I know the movements are real, but it’s like trying to find an unknown number of needles in a slippery haystack.
The 3DVA preprint and publication address this issue in the right half of Figure 1, noting that “when the object scale is similar to the motion scale, the linear model is a good approximation to motion [but] when the object scale is smaller than the motion scale, the linear model is less accurate.” Thus, you want to choose the resolution range based on the size the object and scale of the motion you want to model.
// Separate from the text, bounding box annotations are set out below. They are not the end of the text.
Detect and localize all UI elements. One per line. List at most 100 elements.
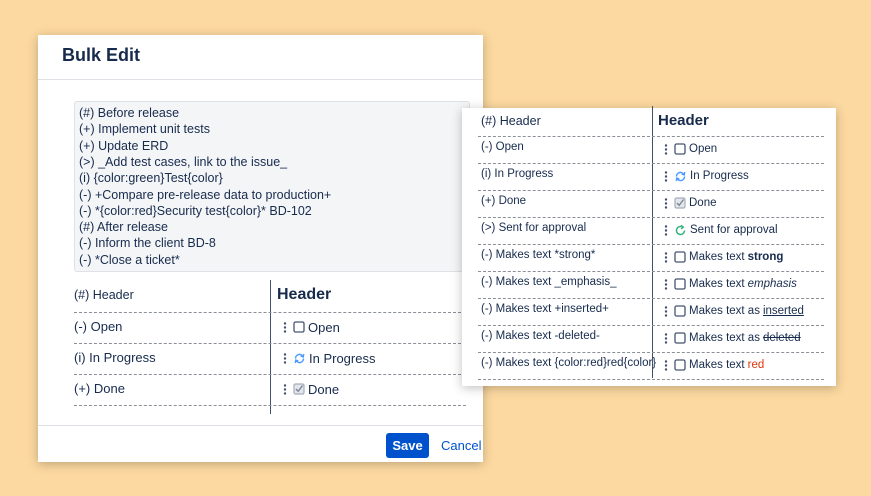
source-cell: (-) Open (74, 319, 123, 334)
source-cell: (-) Makes text _emphasis_ (481, 276, 617, 288)
row-separator (478, 135, 824, 137)
styled-text: inserted (762, 305, 804, 317)
editor-line: (-) *{color:red}Security test{color}* BD… (79, 203, 312, 218)
drag-handle[interactable] (663, 332, 669, 345)
source-cell: (>) Sent for approval (481, 222, 587, 234)
drag-handle[interactable] (663, 170, 669, 183)
row-separator (74, 311, 466, 313)
rendered-cell: In Progress (282, 350, 375, 366)
column-divider (652, 106, 653, 378)
row-separator (478, 351, 824, 353)
cell-text: Done (689, 197, 717, 209)
checkbox-icon (674, 251, 686, 263)
styled-text: strong (747, 251, 784, 263)
save-button[interactable]: Save (386, 433, 429, 458)
editor-line: (+) Update ERD (79, 138, 169, 153)
checked-icon (293, 383, 305, 395)
styled-text: deleted (762, 332, 801, 344)
editor-line: (#) Before release (79, 106, 180, 120)
cell-text: In Progress (309, 350, 376, 366)
checked-icon (674, 197, 686, 209)
in-progress-icon (674, 170, 687, 183)
row-separator (74, 404, 466, 406)
preview-panel: (#) Header Header (-) Open Open (i) In Progr… (462, 106, 836, 386)
source-cell: (-) Open (481, 141, 524, 153)
rendered-cell: Makes text strong (663, 249, 783, 265)
cell-text: In Progress (690, 170, 749, 182)
source-cell: (i) In Progress (481, 168, 554, 180)
cell-text: Open (689, 143, 718, 155)
checkbox-icon (674, 359, 686, 371)
source-cell: (-) Makes text {color:red}red{color} (481, 357, 657, 369)
rendered-cell: Open (663, 141, 717, 157)
rendered-cell: Done (282, 381, 339, 397)
drag-handle[interactable] (663, 251, 669, 264)
row-separator (478, 378, 824, 380)
cancel-button[interactable]: Cancel (441, 438, 482, 453)
source-cell: (+) Done (481, 195, 527, 207)
drag-handle[interactable] (663, 224, 669, 237)
checkbox-icon (293, 321, 305, 333)
cell-text: Makes text as (689, 332, 760, 344)
drag-handle[interactable] (282, 321, 288, 334)
cell-text: Makes text (689, 251, 745, 263)
row-separator (74, 373, 466, 375)
row-separator (478, 216, 824, 218)
checkbox-icon (674, 332, 686, 344)
editor[interactable]: (#) Before release (+) Implement unit tes… (74, 101, 470, 272)
editor-line: (-) Inform the client BD-8 (79, 236, 216, 251)
source-cell: (-) Makes text +inserted+ (481, 303, 609, 315)
divider (38, 425, 483, 426)
rendered-cell: Makes text as deleted (663, 330, 801, 346)
in-progress-icon (293, 352, 306, 365)
cell-text: Makes text (689, 359, 745, 371)
rendered-cell: Done (663, 195, 717, 211)
source-cell: (+) Done (74, 381, 125, 396)
rendered-cell: Makes text emphasis (663, 276, 797, 292)
rendered-cell: Sent for approval (663, 222, 778, 238)
drag-handle[interactable] (663, 197, 669, 210)
source-cell: (-) Makes text *strong* (481, 249, 596, 261)
editor-line: (#) After release (79, 220, 168, 235)
drag-handle[interactable] (282, 383, 288, 396)
row-separator (74, 342, 466, 344)
header-source: (#) Header (74, 288, 134, 302)
editor-line: (>) _Add test cases, link to the issue_ (79, 154, 288, 169)
rendered-cell: Open (282, 319, 340, 335)
source-cell: (-) Makes text -deleted- (481, 330, 600, 342)
drag-handle[interactable] (663, 305, 669, 318)
editor-line: (-) *Close a ticket* (79, 252, 180, 267)
source-cell: (i) In Progress (74, 350, 156, 365)
checkbox-icon (674, 143, 686, 155)
row-separator (478, 270, 824, 272)
styled-text: red (747, 359, 765, 371)
dialog-title: Bulk Edit (62, 45, 141, 65)
cell-text: Open (308, 319, 340, 335)
drag-handle[interactable] (663, 143, 669, 156)
editor-line: (-) +Compare pre-release data to product… (79, 187, 332, 202)
row-separator (478, 189, 824, 191)
row-separator (478, 324, 824, 326)
rendered-cell: In Progress (663, 168, 749, 184)
header-source: (#) Header (481, 114, 541, 128)
header-cell: Header (658, 112, 709, 129)
row-separator (478, 162, 824, 164)
rendered-cell: Makes text red (663, 357, 764, 373)
drag-handle[interactable] (663, 278, 669, 291)
divider (38, 79, 483, 80)
styled-text: emphasis (747, 278, 797, 290)
drag-handle[interactable] (282, 352, 288, 365)
cell-text: Sent for approval (690, 224, 778, 236)
bulk-edit-dialog: Bulk Edit (#) Before release (+) Implemen… (38, 35, 483, 462)
cell-text: Done (308, 381, 340, 397)
editor-line: (i) {color:green}Test{color} (79, 171, 223, 186)
drag-handle[interactable] (663, 359, 669, 372)
row-separator (478, 243, 824, 245)
approval-icon (674, 224, 687, 237)
cell-text: Makes text (689, 278, 745, 290)
rendered-cell: Makes text as inserted (663, 303, 804, 319)
editor-line: (+) Implement unit tests (79, 122, 210, 137)
checkbox-icon (674, 305, 686, 317)
row-separator (478, 297, 824, 299)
For example, representing the complete presence or absence of even small binding partners requires very low resolution components, and in that case the high-pass resolution should be > 300 Å (or not used). If there are large domain level changes, with negligible internal rearrangements, the low-pass resolution should probably be > 6 Å to suppress contributions from changing secondary structures.
Don’t worry about using the default filter orders. Just know that the high-pass filter is relatively sharp, and the low-pass filter is relatively soft. I.e. a low-pass of 6 Å will include significant signal in the 5-6 Å range.
Also, keep in mind that the resolutions for the 3DVA job and the 3DVA Display job are doing different things. The former is setting frequencies used in reconstructing the 3DVA components themselves, the latter is the frequencies used when generating calculating volumes (simple mode) or running particle reconstructions (intermediate and cluster modes). In this post I only speak about the 3DVA job.